One reason I like taking classes is to get socialization. There is more to any process than just going to the class, conference, seminar or meeting. Yes, it is socialization, yes it is learning. What I needed and received was validation and support.
With this particular project, there was no instant transformation, no shortcuts, in spite of great explanations for the project, & tips from the Instructor as well as from other participants. It was still hard work from the moment the class started.
At home, I had really beaten myself up with how inept I felt. I hated how it looked. It made me sad on so many levels as I struggled to follow the directions, and longed for it to transform and saw only a mess that I thought was unfixable.

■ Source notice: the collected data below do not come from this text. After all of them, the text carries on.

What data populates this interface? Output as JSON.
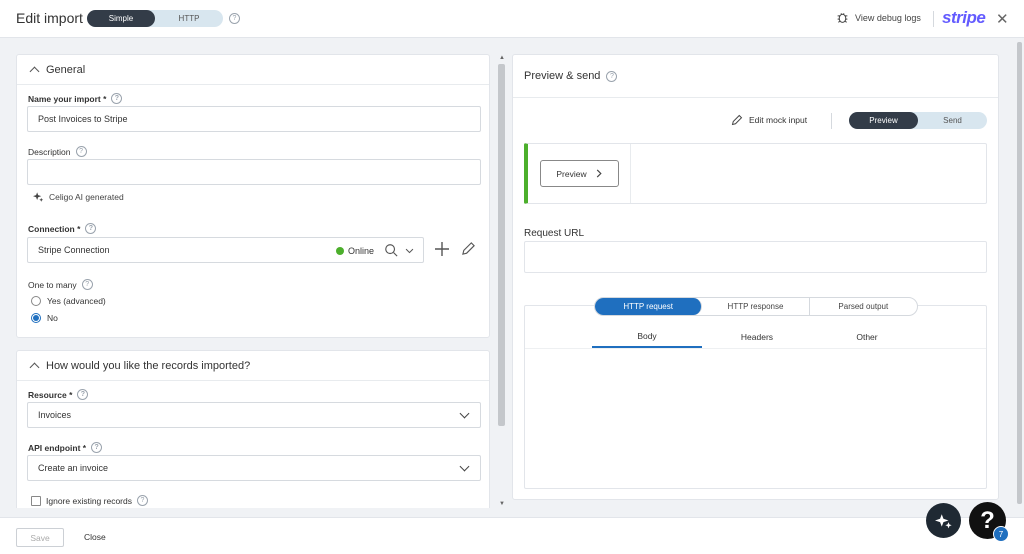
{
  "header": {
    "title": "Edit import",
    "mode_tabs": [
      "Simple",
      "HTTP"
    ],
    "debug_label": "View debug logs",
    "brand": "stripe"
  },
  "general": {
    "section_title": "General",
    "name_label": "Name your import *",
    "name_value": "Post Invoices to Stripe",
    "description_label": "Description",
    "description_value": "",
    "ai_label": "Celigo AI generated",
    "connection_label": "Connection *",
    "connection_value": "Stripe Connection",
    "connection_status": "Online",
    "one_to_many_label": "One to many",
    "options": [
      "Yes (advanced)",
      "No"
    ]
  },
  "records": {
    "section_title": "How would you like the records imported?",
    "resource_label": "Resource *",
    "resource_value": "Invoices",
    "endpoint_label": "API endpoint *",
    "endpoint_value": "Create an invoice",
    "ignore_label": "Ignore existing records"
  },
  "preview": {
    "title": "Preview & send",
    "edit_mock": "Edit mock input",
    "mode_tabs": [
      "Preview",
      "Send"
    ],
    "preview_button": "Preview",
    "request_url_label": "Request URL",
    "request_url_value": "",
    "http_tabs": [
      "HTTP request",
      "HTTP response",
      "Parsed output"
    ],
    "sub_tabs": [
      "Body",
      "Headers",
      "Other"
    ]
  },
  "footer": {
    "save": "Save",
    "close": "Close"
  },
  "floating": {
    "help": "?",
    "badge": "7"
  },
  "colors": {
    "accent": "#1f6fbf",
    "online": "#4caf2c",
    "dark": "#333c48",
    "brand": "#635bff"
  }
}
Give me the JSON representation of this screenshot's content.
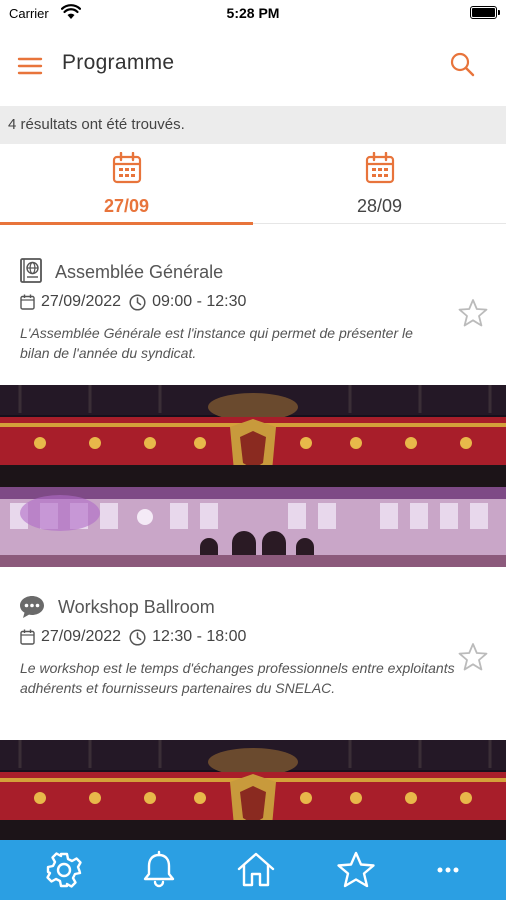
{
  "status_bar": {
    "carrier": "Carrier",
    "time": "5:28 PM"
  },
  "header": {
    "title": "Programme"
  },
  "results": {
    "text": "4 résultats ont été trouvés."
  },
  "date_tabs": [
    {
      "label": "27/09",
      "active": true
    },
    {
      "label": "28/09",
      "active": false
    }
  ],
  "events": [
    {
      "type_icon": "globe-book-icon",
      "title": "Assemblée Générale",
      "date": "27/09/2022",
      "time": "09:00 - 12:30",
      "description": "L'Assemblée Générale est l'instance qui permet de présenter le bilan de l'année du syndicat."
    },
    {
      "type_icon": "chat-bubble-icon",
      "title": "Workshop Ballroom",
      "date": "27/09/2022",
      "time": "12:30 - 18:00",
      "description": "Le workshop est le temps d'échanges professionnels entre exploitants adhérents et fournisseurs partenaires du SNELAC."
    }
  ],
  "bottom_nav": [
    "gear-icon",
    "bell-icon",
    "home-icon",
    "star-icon",
    "more-icon"
  ],
  "colors": {
    "accent": "#e8743b",
    "tab_bar": "#2b9fe3",
    "results_bg": "#ececec"
  }
}
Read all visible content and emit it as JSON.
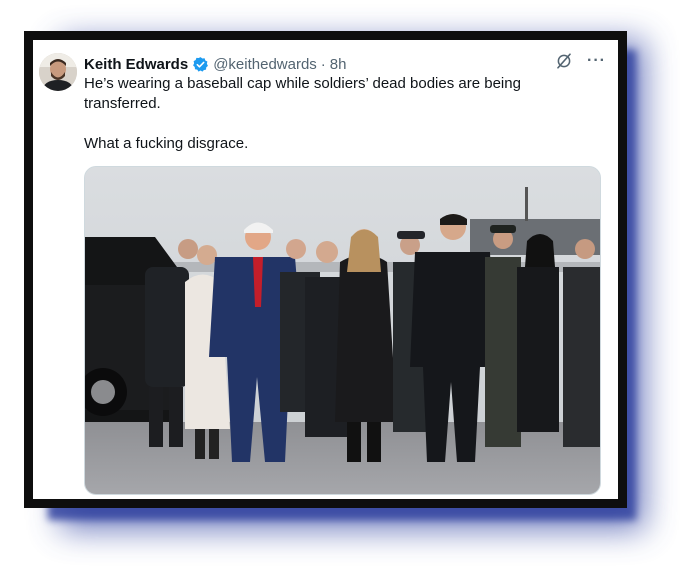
{
  "tweet": {
    "display_name": "Keith Edwards",
    "handle": "@keithedwards",
    "separator": "·",
    "time": "8h",
    "text_line1": "He’s wearing a baseball cap while soldiers’ dead bodies are being transferred.",
    "text_line2": "What a fucking disgrace."
  },
  "icons": {
    "avatar": "avatar",
    "verified": "verified-badge-icon",
    "grok": "grok-icon",
    "more": "more-icon"
  },
  "colors": {
    "verified_blue": "#1d9bf0",
    "frame": "#0e0e0e",
    "shadow": "#3344a0",
    "text_primary": "#0f1419",
    "text_secondary": "#536471"
  },
  "more_symbol": "···"
}
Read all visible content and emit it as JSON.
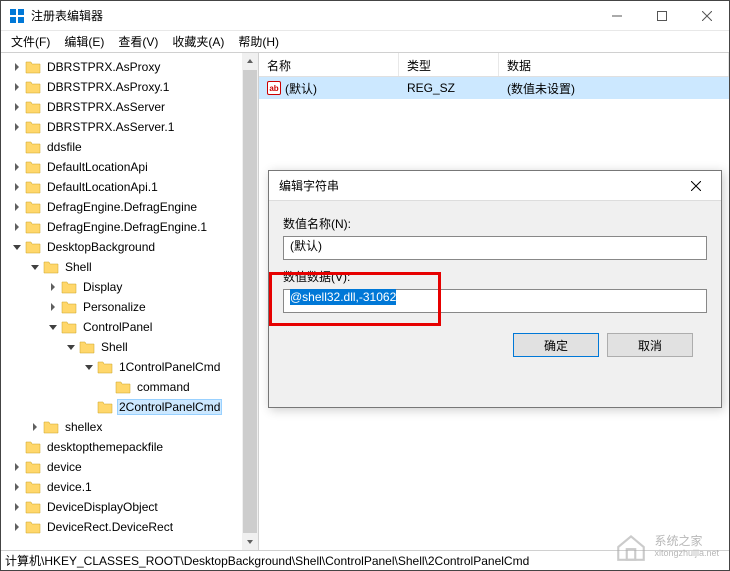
{
  "window": {
    "title": "注册表编辑器",
    "minimize": "—",
    "close": "✕"
  },
  "menu": {
    "file": "文件(F)",
    "edit": "编辑(E)",
    "view": "查看(V)",
    "favorites": "收藏夹(A)",
    "help": "帮助(H)"
  },
  "tree": [
    {
      "level": 0,
      "exp": "closed",
      "label": "DBRSTPRX.AsProxy"
    },
    {
      "level": 0,
      "exp": "closed",
      "label": "DBRSTPRX.AsProxy.1"
    },
    {
      "level": 0,
      "exp": "closed",
      "label": "DBRSTPRX.AsServer"
    },
    {
      "level": 0,
      "exp": "closed",
      "label": "DBRSTPRX.AsServer.1"
    },
    {
      "level": 0,
      "exp": "none",
      "label": "ddsfile"
    },
    {
      "level": 0,
      "exp": "closed",
      "label": "DefaultLocationApi"
    },
    {
      "level": 0,
      "exp": "closed",
      "label": "DefaultLocationApi.1"
    },
    {
      "level": 0,
      "exp": "closed",
      "label": "DefragEngine.DefragEngine"
    },
    {
      "level": 0,
      "exp": "closed",
      "label": "DefragEngine.DefragEngine.1"
    },
    {
      "level": 0,
      "exp": "open",
      "label": "DesktopBackground"
    },
    {
      "level": 1,
      "exp": "open",
      "label": "Shell"
    },
    {
      "level": 2,
      "exp": "closed",
      "label": "Display"
    },
    {
      "level": 2,
      "exp": "closed",
      "label": "Personalize"
    },
    {
      "level": 2,
      "exp": "open",
      "label": "ControlPanel"
    },
    {
      "level": 3,
      "exp": "open",
      "label": "Shell"
    },
    {
      "level": 4,
      "exp": "open",
      "label": "1ControlPanelCmd"
    },
    {
      "level": 5,
      "exp": "none",
      "label": "command"
    },
    {
      "level": 4,
      "exp": "none",
      "label": "2ControlPanelCmd",
      "sel": true
    },
    {
      "level": 1,
      "exp": "closed",
      "label": "shellex"
    },
    {
      "level": 0,
      "exp": "none",
      "label": "desktopthemepackfile"
    },
    {
      "level": 0,
      "exp": "closed",
      "label": "device"
    },
    {
      "level": 0,
      "exp": "closed",
      "label": "device.1"
    },
    {
      "level": 0,
      "exp": "closed",
      "label": "DeviceDisplayObject"
    },
    {
      "level": 0,
      "exp": "closed",
      "label": "DeviceRect.DeviceRect"
    }
  ],
  "list": {
    "cols": {
      "name": "名称",
      "type": "类型",
      "data": "数据"
    },
    "rows": [
      {
        "name": "(默认)",
        "type": "REG_SZ",
        "data": "(数值未设置)",
        "sel": true
      }
    ]
  },
  "dialog": {
    "title": "编辑字符串",
    "name_label": "数值名称(N):",
    "name_value": "(默认)",
    "data_label": "数值数据(V):",
    "data_value": "@shell32.dll,-31062",
    "ok": "确定",
    "cancel": "取消"
  },
  "statusbar": "计算机\\HKEY_CLASSES_ROOT\\DesktopBackground\\Shell\\ControlPanel\\Shell\\2ControlPanelCmd",
  "watermark": {
    "line1": "系统之家",
    "line2": "xitongzhuijia.net"
  }
}
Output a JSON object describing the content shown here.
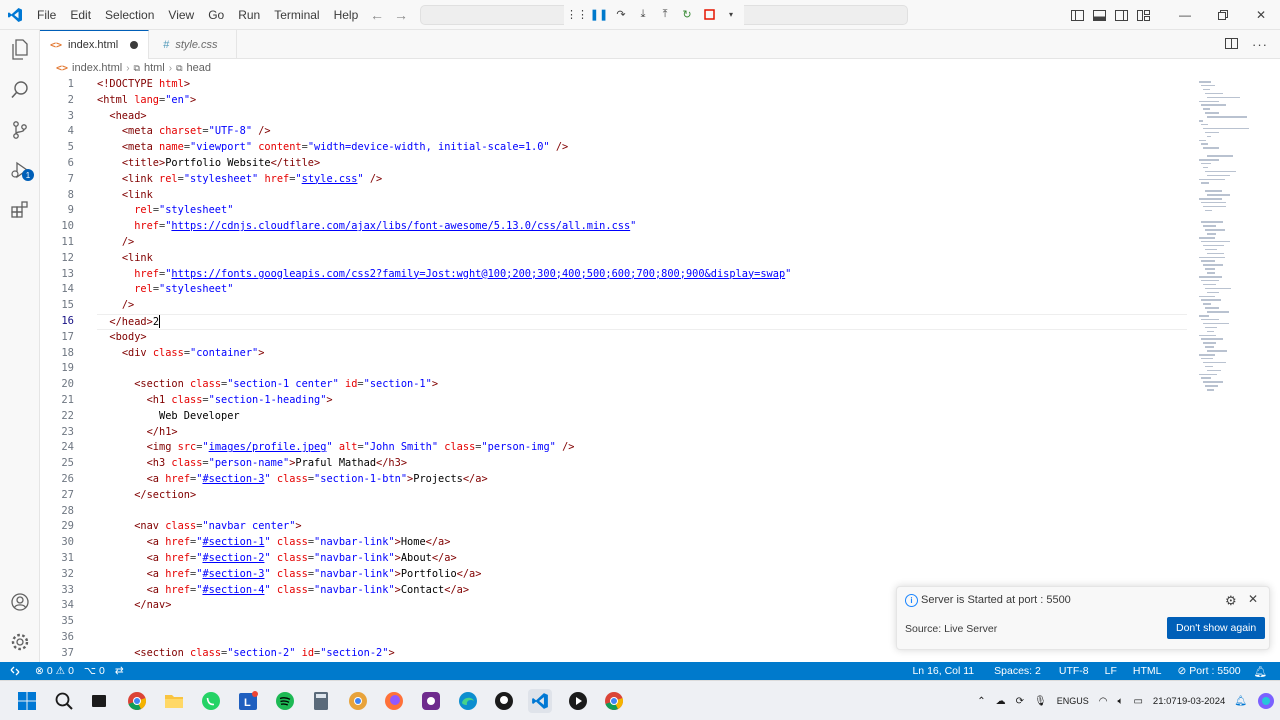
{
  "menu": [
    "File",
    "Edit",
    "Selection",
    "View",
    "Go",
    "Run",
    "Terminal",
    "Help"
  ],
  "tabs": [
    {
      "label": "index.html",
      "modified": true,
      "icon": "html-file-icon"
    },
    {
      "label": "style.css",
      "modified": false,
      "icon": "css-file-icon"
    }
  ],
  "breadcrumb": [
    "index.html",
    "html",
    "head"
  ],
  "editor": {
    "current_line": 16,
    "line_numbers": [
      "1",
      "2",
      "3",
      "4",
      "5",
      "6",
      "7",
      "8",
      "9",
      "10",
      "11",
      "12",
      "13",
      "14",
      "15",
      "16",
      "17",
      "18",
      "19",
      "20",
      "21",
      "22",
      "23",
      "24",
      "25",
      "26",
      "27",
      "28",
      "29",
      "30",
      "31",
      "32",
      "33",
      "34",
      "35",
      "36",
      "37"
    ]
  },
  "notification": {
    "message": "Server is Started at port : 5500",
    "source": "Source: Live Server",
    "button": "Don't show again"
  },
  "statusbar": {
    "errors": "0",
    "warnings": "0",
    "ports": "0",
    "position": "Ln 16, Col 11",
    "spaces": "Spaces: 2",
    "encoding": "UTF-8",
    "eol": "LF",
    "language": "HTML",
    "live_port": "Port : 5500"
  },
  "activity_badges": {
    "run_debug": "1"
  },
  "taskbar": {
    "lang_top": "ENG",
    "lang_bottom": "US",
    "time": "21:07",
    "date": "19-03-2024"
  },
  "colors": {
    "accent": "#007acc",
    "button": "#005fb8",
    "tag": "#800000",
    "attr": "#e50000",
    "string": "#0000ff"
  }
}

Remarkably, this project turned into a work of art.
I wonder how I can recall the way I felt when I was so frustrated and lost, and see the truth of it. I was so dangerously close to giving up with all the frustrations I felt. Of course, the very problem I had with putting it through my machine was something the other participants experienced.
It took me 2 days of quilting. The class was 6 more hours, and I am far from the finish on it, easily taking a day or more.
It was nice to be in the company of other women. We chatted, worked, laughed a bit, and supported each other with gentle affirmations.
An important lesson I wish I could keep is seeing how things do work out. Another important lesson is that I am not alone and can seek the company of others when something inside me yearns for those splendid others, people who like what I like and enjoy me being me.